21/5/13

La Virgen del Rocío tiene un despacho muy pequeño al que se accede por una puerta camuflada con una bandera de España, de mástil dorado, que preside uno de los laterales del despacho de la Ministra. Dicha puerta siempre está cerrada con llave desde el exterior y cuando algún curioso pregunta qué hay tras ella, la Ministra sonríe y dice que allí vive el fantasma del anterior Ministro. La Virgen echa de menos la blancura de su Ermita de Almonte y la luz calmada del sur, que nada tienen que ver con la nitidez y hasta en ocasiones la antipatía de la de Madrid, que tiene que soportar recluida en ese habitáculo con un archivador viejo que chirría al abrirse y en el que duermen papeles que nunca llegará a comprender muy bien. Como se pasa casi todo el día sentada, echa de menos la falda acampanada que le pusieron a finales de mil ochocientos y que ahora le permitiría mayor movilidad.
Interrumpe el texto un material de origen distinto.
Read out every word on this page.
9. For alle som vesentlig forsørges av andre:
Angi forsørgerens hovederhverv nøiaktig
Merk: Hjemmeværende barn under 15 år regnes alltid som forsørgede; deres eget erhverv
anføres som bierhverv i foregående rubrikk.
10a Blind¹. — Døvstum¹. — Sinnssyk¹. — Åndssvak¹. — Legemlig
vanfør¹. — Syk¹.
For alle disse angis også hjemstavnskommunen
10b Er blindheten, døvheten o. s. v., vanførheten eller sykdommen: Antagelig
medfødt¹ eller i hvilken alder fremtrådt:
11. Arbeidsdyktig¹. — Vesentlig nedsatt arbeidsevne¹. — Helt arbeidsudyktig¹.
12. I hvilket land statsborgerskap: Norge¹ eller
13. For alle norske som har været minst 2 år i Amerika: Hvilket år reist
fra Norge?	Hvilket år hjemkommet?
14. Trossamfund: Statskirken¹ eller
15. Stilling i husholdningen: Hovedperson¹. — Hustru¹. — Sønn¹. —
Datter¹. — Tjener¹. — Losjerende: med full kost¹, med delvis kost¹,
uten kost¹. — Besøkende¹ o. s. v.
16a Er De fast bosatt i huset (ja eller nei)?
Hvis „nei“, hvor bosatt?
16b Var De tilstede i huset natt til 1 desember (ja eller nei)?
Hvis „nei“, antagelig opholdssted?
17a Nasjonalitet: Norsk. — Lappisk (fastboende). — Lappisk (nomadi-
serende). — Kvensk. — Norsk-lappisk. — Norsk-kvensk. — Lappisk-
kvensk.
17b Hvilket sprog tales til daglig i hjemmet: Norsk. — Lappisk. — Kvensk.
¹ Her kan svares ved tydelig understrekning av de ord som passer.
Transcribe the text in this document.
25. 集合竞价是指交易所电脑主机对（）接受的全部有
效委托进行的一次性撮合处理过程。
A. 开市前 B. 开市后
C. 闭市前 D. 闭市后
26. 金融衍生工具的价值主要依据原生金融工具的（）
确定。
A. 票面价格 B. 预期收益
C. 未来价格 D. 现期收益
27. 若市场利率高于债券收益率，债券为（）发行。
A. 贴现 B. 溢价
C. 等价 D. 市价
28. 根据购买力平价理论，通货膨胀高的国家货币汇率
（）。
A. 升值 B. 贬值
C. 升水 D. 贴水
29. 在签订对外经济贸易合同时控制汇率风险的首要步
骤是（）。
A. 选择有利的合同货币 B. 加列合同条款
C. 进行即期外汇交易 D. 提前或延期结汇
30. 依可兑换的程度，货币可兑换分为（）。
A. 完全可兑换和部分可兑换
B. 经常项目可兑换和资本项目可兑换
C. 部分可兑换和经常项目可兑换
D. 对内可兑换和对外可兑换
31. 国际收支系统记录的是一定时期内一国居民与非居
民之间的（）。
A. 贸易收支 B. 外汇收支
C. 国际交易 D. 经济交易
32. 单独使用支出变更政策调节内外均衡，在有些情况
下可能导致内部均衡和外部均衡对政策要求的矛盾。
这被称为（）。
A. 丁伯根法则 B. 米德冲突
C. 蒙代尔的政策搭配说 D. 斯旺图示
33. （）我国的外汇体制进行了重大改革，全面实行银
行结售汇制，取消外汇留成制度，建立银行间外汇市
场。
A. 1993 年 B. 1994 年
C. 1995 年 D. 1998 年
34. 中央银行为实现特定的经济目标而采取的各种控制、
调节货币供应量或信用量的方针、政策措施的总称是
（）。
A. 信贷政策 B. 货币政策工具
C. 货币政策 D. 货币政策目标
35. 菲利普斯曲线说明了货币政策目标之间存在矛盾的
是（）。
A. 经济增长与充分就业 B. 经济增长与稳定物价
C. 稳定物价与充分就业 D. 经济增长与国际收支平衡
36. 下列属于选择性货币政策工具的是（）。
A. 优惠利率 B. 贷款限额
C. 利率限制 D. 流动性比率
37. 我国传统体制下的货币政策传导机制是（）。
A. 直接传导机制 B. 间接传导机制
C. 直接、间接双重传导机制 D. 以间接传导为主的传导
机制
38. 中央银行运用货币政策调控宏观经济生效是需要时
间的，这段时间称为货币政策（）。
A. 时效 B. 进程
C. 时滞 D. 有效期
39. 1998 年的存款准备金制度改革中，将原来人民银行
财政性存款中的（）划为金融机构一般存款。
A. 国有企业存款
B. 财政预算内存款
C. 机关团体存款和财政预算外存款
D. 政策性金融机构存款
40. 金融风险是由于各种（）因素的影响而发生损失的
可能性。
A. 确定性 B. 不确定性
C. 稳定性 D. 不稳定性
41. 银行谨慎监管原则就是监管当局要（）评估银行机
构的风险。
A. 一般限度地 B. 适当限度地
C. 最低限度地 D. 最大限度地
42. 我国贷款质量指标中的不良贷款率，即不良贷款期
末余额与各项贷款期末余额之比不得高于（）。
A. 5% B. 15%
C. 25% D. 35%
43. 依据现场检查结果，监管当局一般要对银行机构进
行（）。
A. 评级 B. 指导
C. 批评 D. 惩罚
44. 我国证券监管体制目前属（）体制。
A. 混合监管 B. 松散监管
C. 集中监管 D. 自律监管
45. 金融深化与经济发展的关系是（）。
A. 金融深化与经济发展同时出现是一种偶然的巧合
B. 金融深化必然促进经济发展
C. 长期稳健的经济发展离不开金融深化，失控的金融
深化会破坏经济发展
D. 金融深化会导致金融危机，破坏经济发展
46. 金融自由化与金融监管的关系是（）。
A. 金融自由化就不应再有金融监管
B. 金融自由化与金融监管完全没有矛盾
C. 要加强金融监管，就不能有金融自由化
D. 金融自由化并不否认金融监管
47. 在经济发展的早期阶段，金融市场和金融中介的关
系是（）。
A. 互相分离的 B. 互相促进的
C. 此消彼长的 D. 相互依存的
Para rigidez ya le basta con el verdugado y el armazón cónico de aros y la gorguera; y hasta las mangas, ajustadas con vuelillos de encaje y enriquecidas con esas franjas de pasamanería tan incómodas cuando tecleas en el ordenador. Cuando la Ministra pulsa su interfono, la Virgen sabe que tiene que personarse ante ella. Al principio esperaba la llave girando en la cerradura para levantarse, porque sabía que la Ministra agradecía en cierta manera la ceremonia. Con el tiempo decidió que era mucho más sencillo atravesar la pared y aligerar así el trámite de asuntos pendientes de los que debía cuidarse. Las cifras macroeconómicas le resultan ajenas, y más cuando la Ministra las lee de corrido mientras sujeta una patilla de sus gafas de cerca y pone esa cara de que se acababa el mundo. Una vez transmitidas las órdenes, vuelve a atravesar la pared y se recluye en su despacho. El sonido del aire acondicionado la pone nerviosa y le hace echar de menos la brisa húmeda de las marismas. Por las noches, cuando la Ministra ya se ha ido y solo se oye el motor de la aspiradora que se desliza por la moqueta, la Virgen abre la ventana con la esperanza de poder ver a lo lejos el brillo de una campana, un reflejo limpio del mar o el destello de la luna en el cuerpo redondeado de una guitarra.